Education is strongly valued in Swaziland and a family may have to make sacrifices to be able to send their children to school. Fees have to be paid and it may happen that a family can not send all children to school.
The child who is at school is under great pressure to perform well; otherwise, a non-performing boy should have stayed at home looking after his father's cattle while his sibling was sent, or, if it was a girl, she could have stayed home and help her mother. Small children may have to walk an hour or more to reach school in a remote area and in winter time that may mean walking barefoot over frosty ground in high lying areas like Mbabane or Hlatikulu.
There are many schools in Swaziland and the quality of education varies; there are small primary schools that were set up by the community with limited means and sometimes with unqualified teachers; the Department of Education in Mbabane would then have to support them with equipment and teaching materials. On the other end of the spectrum there are well-equipped Government and Mission schools, sometimes with boarding facilities for children from outlying areas. There are International schools, like Waterford-Kamhlaba in Mbabane, that also attracted students from South Africa during the "Apartheid" days when schools over there were strictly segregated along racial lines..
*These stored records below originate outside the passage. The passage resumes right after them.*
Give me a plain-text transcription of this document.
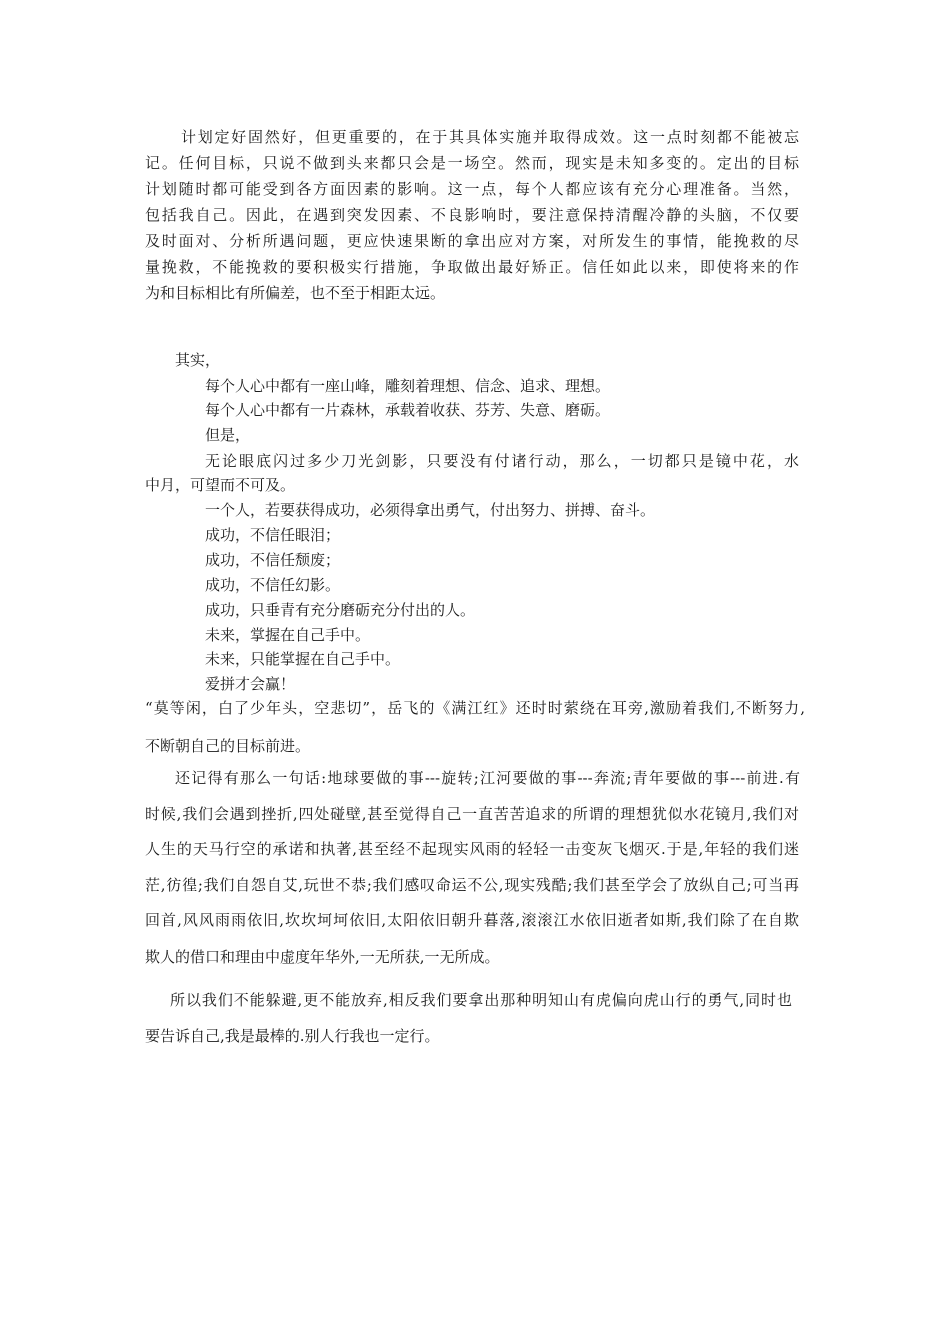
计划定好固然好，但更重要的，在于其具体实施并取得成效。这一点时刻都不能被忘
记。任何目标，只说不做到头来都只会是一场空。然而，现实是未知多变的。定出的目标
计划随时都可能受到各方面因素的影响。这一点，每个人都应该有充分心理准备。当然，
包括我自己。因此，在遇到突发因素、不良影响时，要注意保持清醒冷静的头脑，不仅要
及时面对、分析所遇问题，更应快速果断的拿出应对方案，对所发生的事情，能挽救的尽
量挽救，不能挽救的要积极实行措施，争取做出最好矫正。信任如此以来，即使将来的作
为和目标相比有所偏差，也不至于相距太远。
其实，
每个人心中都有一座山峰，雕刻着理想、信念、追求、理想。
每个人心中都有一片森林，承载着收获、芬芳、失意、磨砺。
但是，
无论眼底闪过多少刀光剑影，只要没有付诸行动，那么，一切都只是镜中花，水
中月，可望而不可及。
一个人，若要获得成功，必须得拿出勇气，付出努力、拼搏、奋斗。
成功，不信任眼泪；
成功，不信任颓废；
成功，不信任幻影。
成功，只垂青有充分磨砺充分付出的人。
未来，掌握在自己手中。
未来，只能掌握在自己手中。
爱拼才会赢！
“莫等闲，白了少年头，空悲切”，岳飞的《满江红》还时时萦绕在耳旁,激励着我们,不断努力,
不断朝自己的目标前进。
还记得有那么一句话:地球要做的事---旋转;江河要做的事---奔流;青年要做的事---前进.有
时候,我们会遇到挫折,四处碰壁,甚至觉得自己一直苦苦追求的所谓的理想犹似水花镜月,我们对
人生的天马行空的承诺和执著,甚至经不起现实风雨的轻轻一击变灰飞烟灭.于是,年轻的我们迷
茫,彷徨;我们自怨自艾,玩世不恭;我们感叹命运不公,现实残酷;我们甚至学会了放纵自己;可当再
回首,风风雨雨依旧,坎坎坷坷依旧,太阳依旧朝升暮落,滚滚江水依旧逝者如斯,我们除了在自欺
欺人的借口和理由中虚度年华外,一无所获,一无所成。
所以我们不能躲避,更不能放弃,相反我们要拿出那种明知山有虎偏向虎山行的勇气,同时也
要告诉自己,我是最棒的.别人行我也一定行。
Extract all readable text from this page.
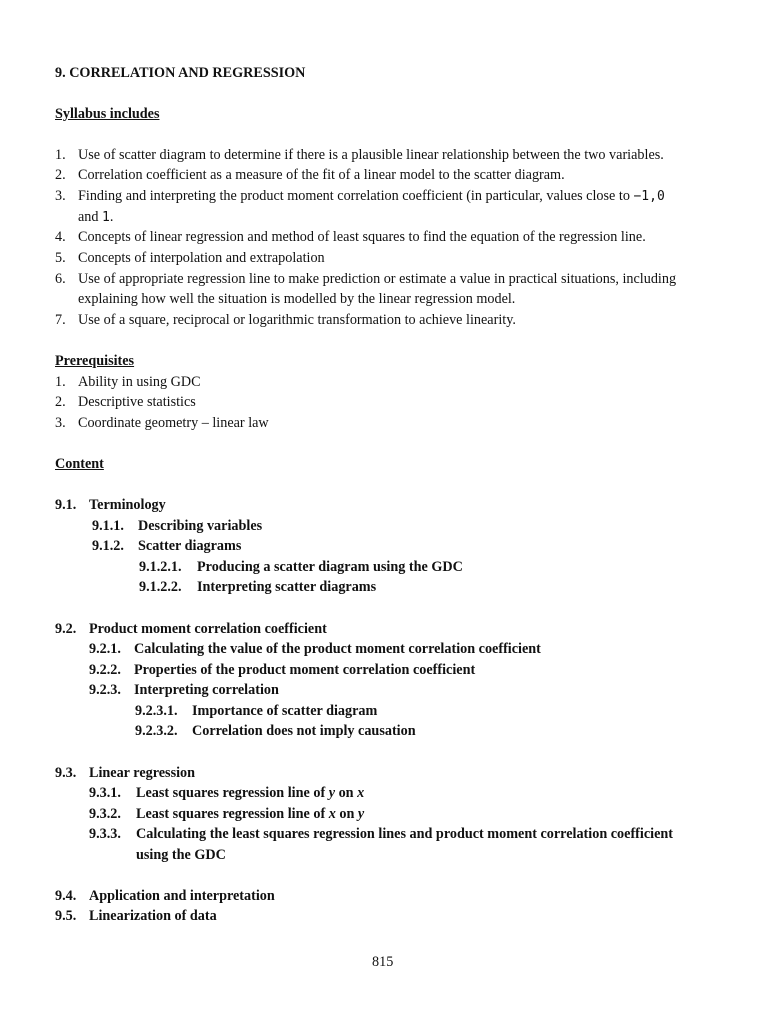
9. CORRELATION AND REGRESSION
Syllabus includes
1. Use of scatter diagram to determine if there is a plausible linear relationship between the two variables.
2. Correlation coefficient as a measure of the fit of a linear model to the scatter diagram.
3. Finding and interpreting the product moment correlation coefficient (in particular, values close to −1,0
and 1.
4. Concepts of linear regression and method of least squares to find the equation of the regression line.
5. Concepts of interpolation and extrapolation
6. Use of appropriate regression line to make prediction or estimate a value in practical situations, including
explaining how well the situation is modelled by the linear regression model.
7. Use of a square, reciprocal or logarithmic transformation to achieve linearity.
Prerequisites
1. Ability in using GDC
2. Descriptive statistics
3. Coordinate geometry – linear law
Content
9.1. Terminology
9.1.1. Describing variables
9.1.2. Scatter diagrams
9.1.2.1. Producing a scatter diagram using the GDC
9.1.2.2. Interpreting scatter diagrams
9.2. Product moment correlation coefficient
9.2.1. Calculating the value of the product moment correlation coefficient
9.2.2. Properties of the product moment correlation coefficient
9.2.3. Interpreting correlation
9.2.3.1. Importance of scatter diagram
9.2.3.2. Correlation does not imply causation
9.3. Linear regression
9.3.1. Least squares regression line of y on x
9.3.2. Least squares regression line of x on y
9.3.3. Calculating the least squares regression lines and product moment correlation coefficient
using the GDC
9.4. Application and interpretation
9.5. Linearization of data
815
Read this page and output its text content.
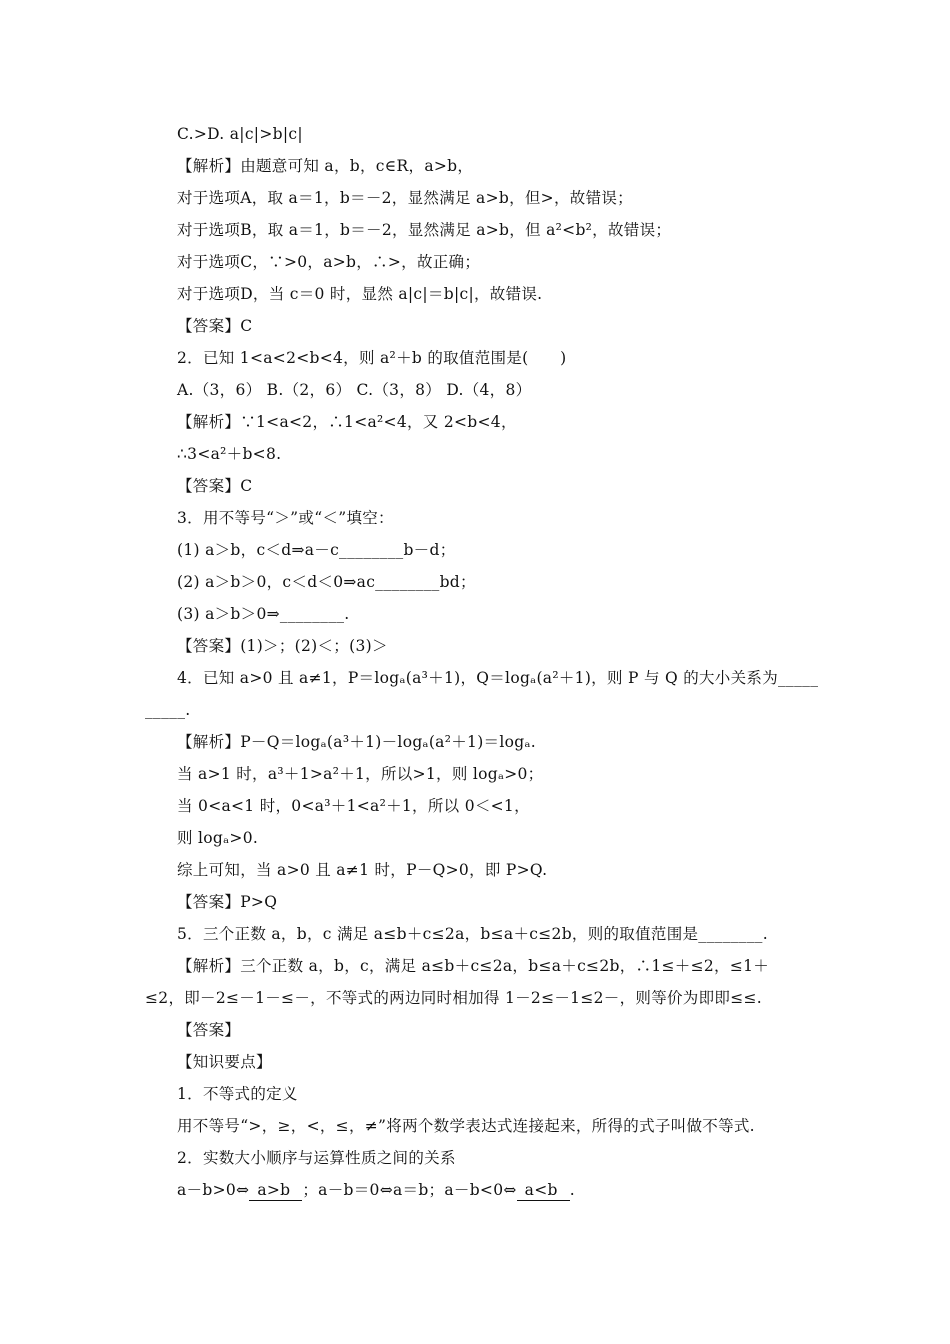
C.>D. a|c|>b|c|
【解析】由题意可知 a，b，c∈R，a>b，
对于选项A，取 a＝1，b＝－2，显然满足 a>b，但>，故错误；
对于选项B，取 a＝1，b＝－2，显然满足 a>b，但 a²<b²，故错误；
对于选项C，∵>0，a>b，∴>，故正确；
对于选项D，当 c＝0 时，显然 a|c|＝b|c|，故错误.
【答案】C
2．已知 1<a<2<b<4，则 a²＋b 的取值范围是(　　)
A.（3，6） B.（2，6） C.（3，8） D.（4，8）
【解析】∵1<a<2，∴1<a²<4，又 2<b<4，
∴3<a²＋b<8.
【答案】C
3．用不等号“＞”或“＜”填空：
(1) a＞b，c＜d⇒a－c________b－d；
(2) a＞b＞0，c＜d＜0⇒ac________bd；
(3) a＞b＞0⇒________.
【答案】(1)＞；(2)＜；(3)＞
4．已知 a>0 且 a≠1，P＝logₐ(a³＋1)，Q＝logₐ(a²＋1)，则 P 与 Q 的大小关系为_____
_____.
【解析】P－Q＝logₐ(a³＋1)－logₐ(a²＋1)＝logₐ.
当 a>1 时，a³＋1>a²＋1，所以>1，则 logₐ>0；
当 0<a<1 时，0<a³＋1<a²＋1，所以 0＜<1，
则 logₐ>0.
综上可知，当 a>0 且 a≠1 时，P－Q>0，即 P>Q.
【答案】P>Q
5．三个正数 a，b，c 满足 a≤b＋c≤2a，b≤a＋c≤2b，则的取值范围是________.
【解析】三个正数 a，b，c，满足 a≤b＋c≤2a，b≤a＋c≤2b，∴1≤＋≤2，≤1＋
≤2，即－2≤－1－≤－，不等式的两边同时相加得 1－2≤－1≤2－，则等价为即即≤≤.
【答案】
【知识要点】
1．不等式的定义
用不等号“>，≥，<，≤，≠”将两个数学表达式连接起来，所得的式子叫做不等式.
2．实数大小顺序与运算性质之间的关系
a－b>0⇔ a>b ；a－b＝0⇔a＝b；a－b<0⇔ a<b .
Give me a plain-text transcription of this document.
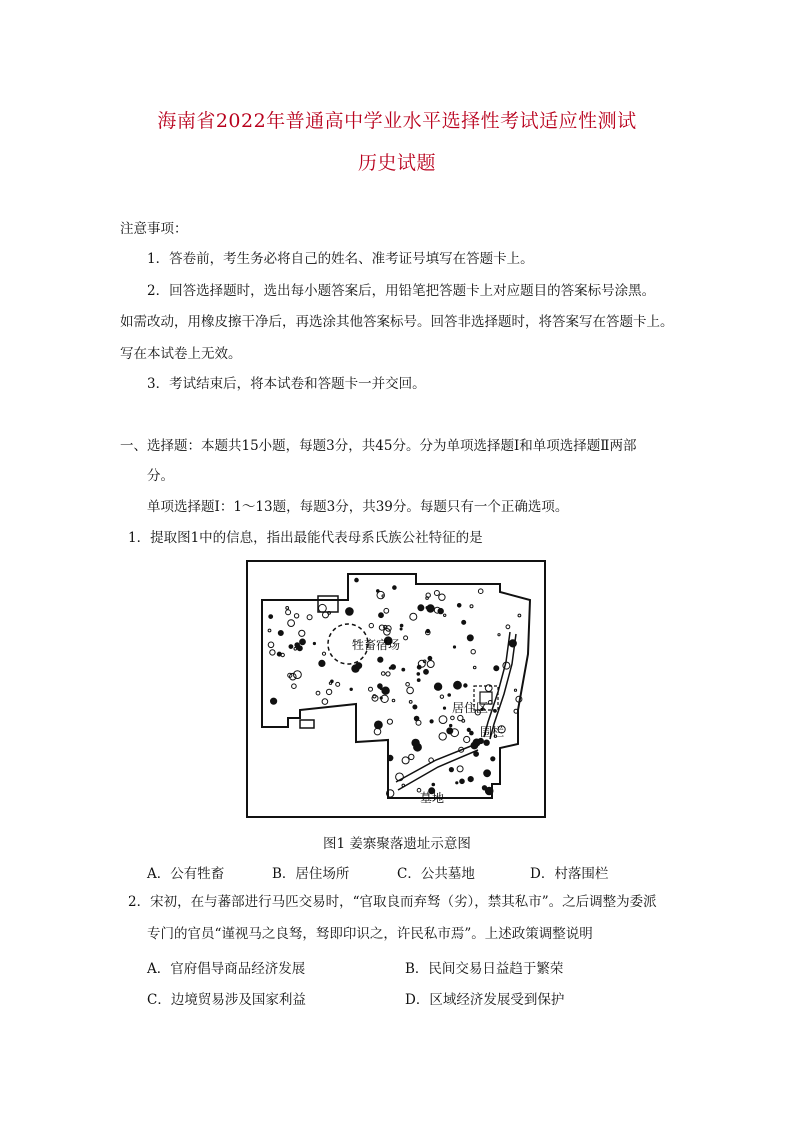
海南省2022年普通高中学业水平选择性考试适应性测试
历史试题
注意事项：
1．答卷前，考生务必将自己的姓名、准考证号填写在答题卡上。
2．回答选择题时，选出每小题答案后，用铅笔把答题卡上对应题目的答案标号涂黑。
如需改动，用橡皮擦干净后，再选涂其他答案标号。回答非选择题时，将答案写在答题卡上。
写在本试卷上无效。
3．考试结束后，将本试卷和答题卡一并交回。
一、选择题：本题共15小题，每题3分，共45分。分为单项选择题Ⅰ和单项选择题Ⅱ两部
分。
单项选择题Ⅰ：1～13题，每题3分，共39分。每题只有一个正确选项。
1．提取图1中的信息，指出最能代表母系氏族公社特征的是
牲畜宿场
居住区
围栏
墓地
图1 姜寨聚落遗址示意图
A．公有牲畜	B．居住场所	C．公共墓地	D．村落围栏
2．宋初，在与蕃部进行马匹交易时，“官取良而弃驽（劣），禁其私市”。之后调整为委派
专门的官员“谨视马之良驽，驽即印识之，许民私市焉”。上述政策调整说明
A．官府倡导商品经济发展	B．民间交易日益趋于繁荣
C．边境贸易涉及国家利益	D．区域经济发展受到保护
One of the well equipped boarding schools was Salesian Primary and High School in Manzini, a well-run Catholic school. In the Primary section the children had a Maths laboratory with equipment that would make arithmetic easier to understand; there was a school band and many extra curricular activities. Its High School had well equipped science labs and a workshop with machinery to teach vocational subjects. In rural areas agriculture could be taught, as all children came from farms, like in Mashobeni North school: they could take the produce home to impress their parents.
Every year a school's Science Fair was held at the Showgrounds in Manzini, where students would show off the science projects they had been doing. Well equipped schools could obviously show more elaborate projects than the smaller rural schools, but everyone had a go and the projects would be judged by representatives of the Ministry of Education.